Ben Eccersley is the Associate Assistant Principal at Outwood Academy Shafton in Barnsley. In addition to his position as a school leader and geography teacher, Ben provides support for schools as an EdTech leader. Here he shares his practical advice for teachers using technology, as well as some tips for supporting families to play their part in remote education.
In May last year, I took on an EdTech leader role, as part of the EdTech Demonstrator Programme. This means that I support staff across different schools with their understanding of their online platform, coaching them on how to deploy its tools – such as Google Classroom – to deliver remote education when pupils are learning from home.

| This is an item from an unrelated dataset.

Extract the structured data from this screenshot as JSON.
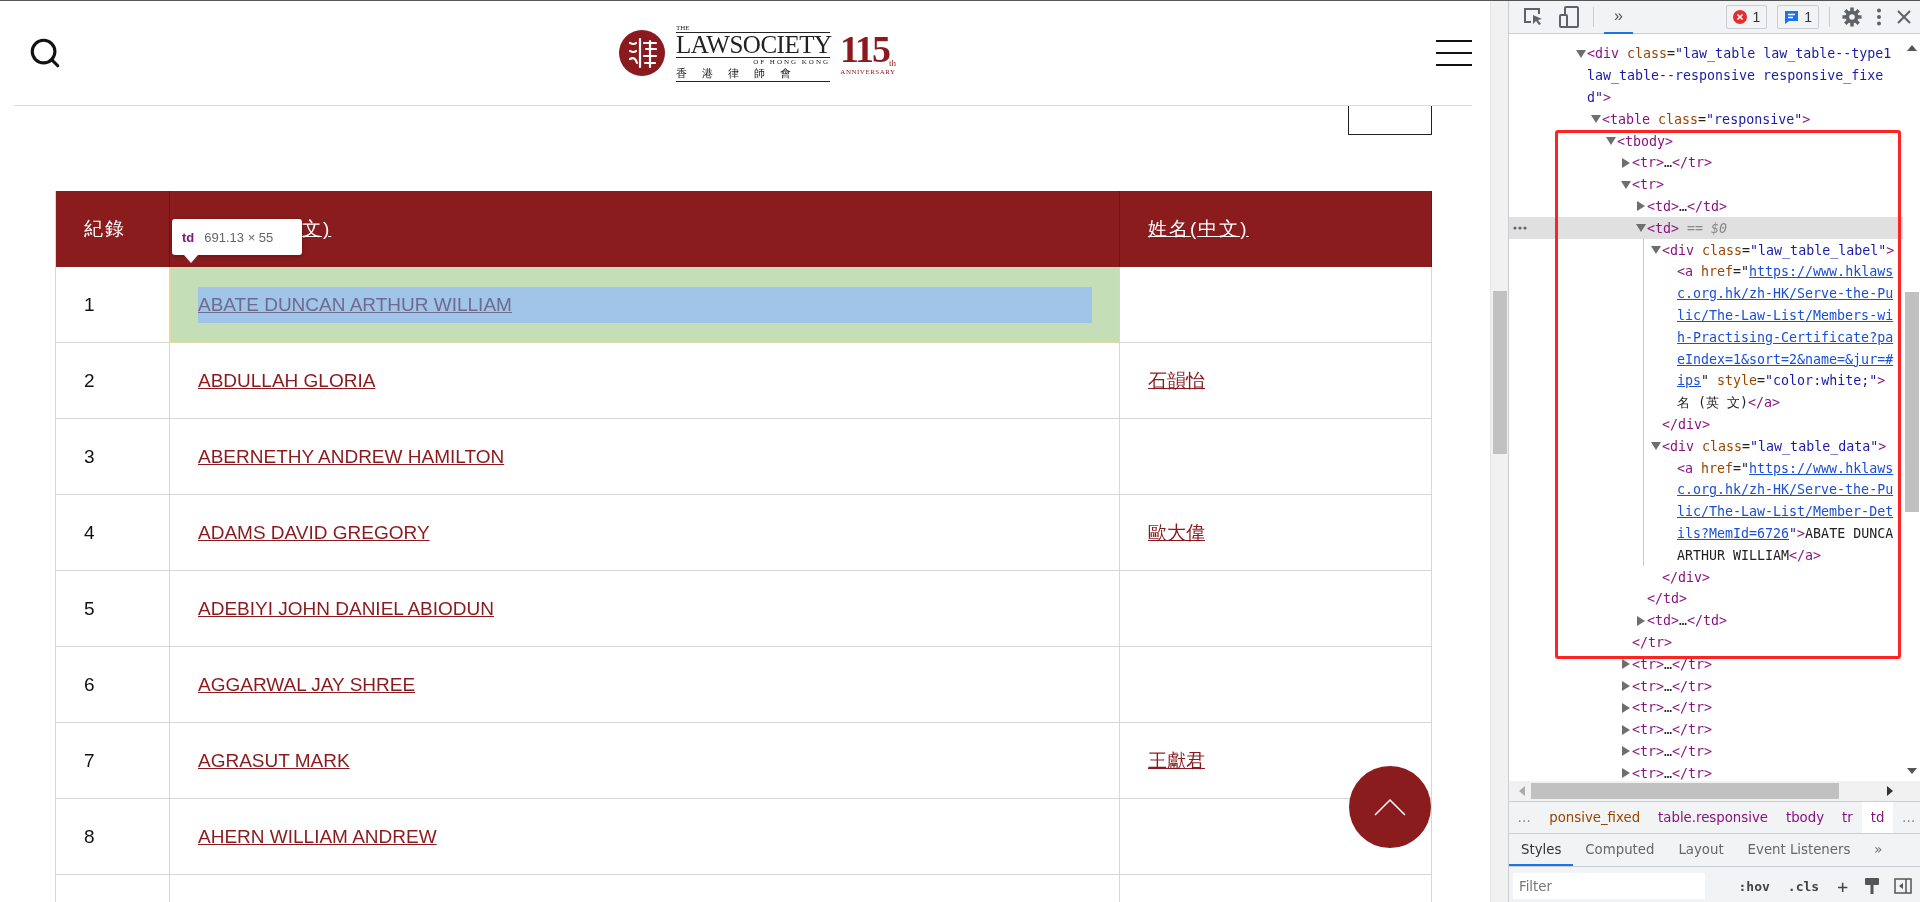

Getting to grips with the technology to make remote education work was one of the biggest challenges we faced. However, as teachers, we are quite well practised in having to change tactics in a normal classroom setting to adapt to new information or when something doesn’t go to plan. Adapting to teaching online is no different – which isn’t to say it’s easy, far from it, but that mental shift is something we know how to do, and do well.
Communication is key
Taking part in the EdTech Demonstrator Programme means that schools or colleges can get in touch with a leader who can provide vital support. If teachers haven’t had any training or the school has switched platforms, an EdTech leader like me will go and deliver training and provide them with resources to help them get their heads around the technology. I’ll then check in with them after 6 weeks or so to see if they need any further support or training. This network of schools and leaders across the country means that anyone can get help, access training or ask questions for free. It’s been brilliant.
It’s also amazing to see how willing staff are to try new things, to put students first in what they’re doing. Every email I get with a query asks what we can do to help pupils.
For children who are not seeing anyone but their family every day, having access to a webcam and seeing their friends, classmates and teachers, and familiar faces is especially good for their mental health. We also do Jamboard activities, which is an app that the kids love. It’s a wall where they can add a virtual post-it note with their ideas on it so it’s really good for learning collaboration. The best part of my day is seeing the kids having fun with it.
Some tips for supporting parents
Communication and empathy have been so important, both with pupils and with their parents at home, who are balancing remote learning with their own work and other family commitments. We need parents to be informed about what’s going on, so I’ve done some tech training for them as well.
We know that periods of learning remotely can be tough on parents, especially those who are balancing working from home alongside supporting their children’s education. If you’re getting emails or calls from parents who are struggling, I’ve found offering these tips can help:
- Parents are often surprised by how technologically able even young children are now. Encourage them to let their children show them what they need to be doing in class.
- Praise children for the work they complete at home. Children are praised by their teachers, of course, but they also need to be praised by their parents for getting their work done.
- Remind them that they’re not in this alone, the school is there to support. Encourage parents to contact the school if they have any questions or worries about any aspect of their children’s schooling, and that includes their access to technology.
- This might be difficult for parents working full-time, but it really pays for families to work on occasional projects together. And who doesn’t want to make a cardboard castle?